Le tanka, grand frère du haiku japonais

Après une semaine de vacances, je viens vous présenter livre, paru en Juin, qui s’intéresse à une forme de poésie typiquement japonaise : le Tanka…

Pop, tanka et sushi à Saint-Germain-des-Prés

livre nicolas grenier 2011Il est cinq heures, Paris s’éveille. À Tokyo, le soleil se couche. À Saint-Germain-des-Prés, il neige. À Akihabara, les néons s’illuminent. Carnet en main, Nicolas Grenier se promène seul avec un stylo. Parfois, au doux bras d’une femme qui se termine par « a ». Au fil du jour… et de la nuit, sans sushi ni complexe. En lettres majuscules tagguées sur un mur à l’Odéon : TANKA.

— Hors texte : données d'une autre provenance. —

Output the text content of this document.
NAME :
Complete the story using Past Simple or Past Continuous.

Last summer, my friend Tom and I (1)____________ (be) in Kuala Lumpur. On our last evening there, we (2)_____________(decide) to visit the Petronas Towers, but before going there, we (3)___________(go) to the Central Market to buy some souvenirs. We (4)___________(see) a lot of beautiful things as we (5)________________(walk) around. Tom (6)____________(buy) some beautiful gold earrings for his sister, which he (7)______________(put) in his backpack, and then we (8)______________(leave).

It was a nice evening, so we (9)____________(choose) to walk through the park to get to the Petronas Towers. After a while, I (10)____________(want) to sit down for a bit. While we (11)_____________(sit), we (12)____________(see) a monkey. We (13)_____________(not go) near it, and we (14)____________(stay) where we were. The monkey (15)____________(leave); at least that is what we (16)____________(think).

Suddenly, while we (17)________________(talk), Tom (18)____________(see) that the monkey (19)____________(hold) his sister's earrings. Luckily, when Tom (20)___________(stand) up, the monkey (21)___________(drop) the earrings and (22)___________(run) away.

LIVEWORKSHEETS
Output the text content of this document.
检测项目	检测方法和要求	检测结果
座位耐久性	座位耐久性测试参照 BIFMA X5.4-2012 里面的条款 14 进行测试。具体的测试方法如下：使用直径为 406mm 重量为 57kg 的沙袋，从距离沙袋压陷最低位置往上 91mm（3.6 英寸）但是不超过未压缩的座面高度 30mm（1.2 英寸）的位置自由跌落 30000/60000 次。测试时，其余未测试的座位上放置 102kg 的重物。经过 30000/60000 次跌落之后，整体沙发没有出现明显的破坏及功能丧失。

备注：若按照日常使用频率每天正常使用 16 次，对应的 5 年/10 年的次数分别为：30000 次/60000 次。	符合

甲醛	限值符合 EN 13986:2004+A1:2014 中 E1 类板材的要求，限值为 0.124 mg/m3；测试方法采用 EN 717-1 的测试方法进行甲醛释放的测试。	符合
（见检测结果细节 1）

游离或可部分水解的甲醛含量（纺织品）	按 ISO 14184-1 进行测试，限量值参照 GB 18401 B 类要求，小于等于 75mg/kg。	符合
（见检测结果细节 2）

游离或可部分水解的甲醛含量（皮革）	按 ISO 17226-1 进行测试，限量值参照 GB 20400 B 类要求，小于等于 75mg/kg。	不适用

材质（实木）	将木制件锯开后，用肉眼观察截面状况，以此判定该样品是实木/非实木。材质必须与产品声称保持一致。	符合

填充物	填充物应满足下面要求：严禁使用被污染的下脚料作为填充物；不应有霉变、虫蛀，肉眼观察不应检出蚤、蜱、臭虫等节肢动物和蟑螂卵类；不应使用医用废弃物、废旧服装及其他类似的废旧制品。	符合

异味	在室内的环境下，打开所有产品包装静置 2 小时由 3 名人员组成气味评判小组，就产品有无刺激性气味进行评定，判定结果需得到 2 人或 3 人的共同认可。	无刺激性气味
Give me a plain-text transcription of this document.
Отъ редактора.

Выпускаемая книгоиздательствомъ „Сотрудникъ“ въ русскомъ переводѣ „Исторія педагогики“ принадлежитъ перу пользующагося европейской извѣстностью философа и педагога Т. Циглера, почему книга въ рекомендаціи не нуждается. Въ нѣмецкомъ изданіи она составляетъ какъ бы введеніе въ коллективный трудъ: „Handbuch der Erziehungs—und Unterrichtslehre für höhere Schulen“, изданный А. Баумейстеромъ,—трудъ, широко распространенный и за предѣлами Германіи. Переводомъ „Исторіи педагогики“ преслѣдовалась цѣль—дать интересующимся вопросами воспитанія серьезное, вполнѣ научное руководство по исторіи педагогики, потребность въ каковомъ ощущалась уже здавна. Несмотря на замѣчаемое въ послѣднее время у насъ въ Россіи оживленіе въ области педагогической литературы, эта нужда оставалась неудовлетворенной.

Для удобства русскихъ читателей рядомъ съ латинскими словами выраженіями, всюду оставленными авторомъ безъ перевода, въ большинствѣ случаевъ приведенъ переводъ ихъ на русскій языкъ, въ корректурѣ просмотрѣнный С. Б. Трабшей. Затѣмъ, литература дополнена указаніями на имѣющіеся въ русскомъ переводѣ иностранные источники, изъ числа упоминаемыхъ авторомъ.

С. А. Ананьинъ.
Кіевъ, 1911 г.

Le tanka, kézako ? C’est une forme de poésie japonaise. Médiévale. Sacrée. Impériale. Au pays de Twitter, l’internaute dispose de cent quarante caractères afin d’afficher la couleur. En tanka, il y a des règles : cinq vers pour trente et une syllabes. Plus court et populaire, le haïku, lui, est depuis longtemps installé dans les bibliothèques de France et de Navarre. À Paris, en dehors des sentiers battus, le tanka reste peu couru en ville. À Kyoto, chaque écolière connaît un tanka sur le bout des doigts. Dans les lycées parisiens, dans les cours privés, en hypokhâgne, no tanka ! Quarante ans après l’écrivain Jacques Roubaud, japonophile dans l’âme, Nicolas Grenier réactualise le tanka. Un coup de polish sur le vieux bibelot. D’un coup, le tanka devient pop. Saint-Germain-des-Prés, c’est un quartier d’histoire, à l’image de Montparnasse ou Montmartre, ce livre nous raconte de petites histoires.

C’est avec malice que le lecteur déguste, pépite par pépite, chaque délicieux tanka comme un petit chocolat noir, après le café. Dans les rues, à chaque feu vert, le recueil est une invitation à la flânerie. Ici et là, des polaroïds. Comme des flashs. Nicolas Grenier suivrait-il les traces de Machi Tawara, sa grande sœur nippone ? Oh ! Que oui ! Mais à sa façon. Toujours est-il, au cœur de la page, c’est la vie, l’amour et le temps. Dans une arrière-cour. Une mezzanine. En compagnie d’un fantôme, sous une ombrelle. Presque à Edo… Derrière un volet mi-clos. Au Bel-Ami… et mille et un détours. Au final, juste avant un dernier baiser ou une « crêpe au Nutella », mais sans yukata ni socque en bois !… Après la vie, c’est la mort, n’est-ce-pas !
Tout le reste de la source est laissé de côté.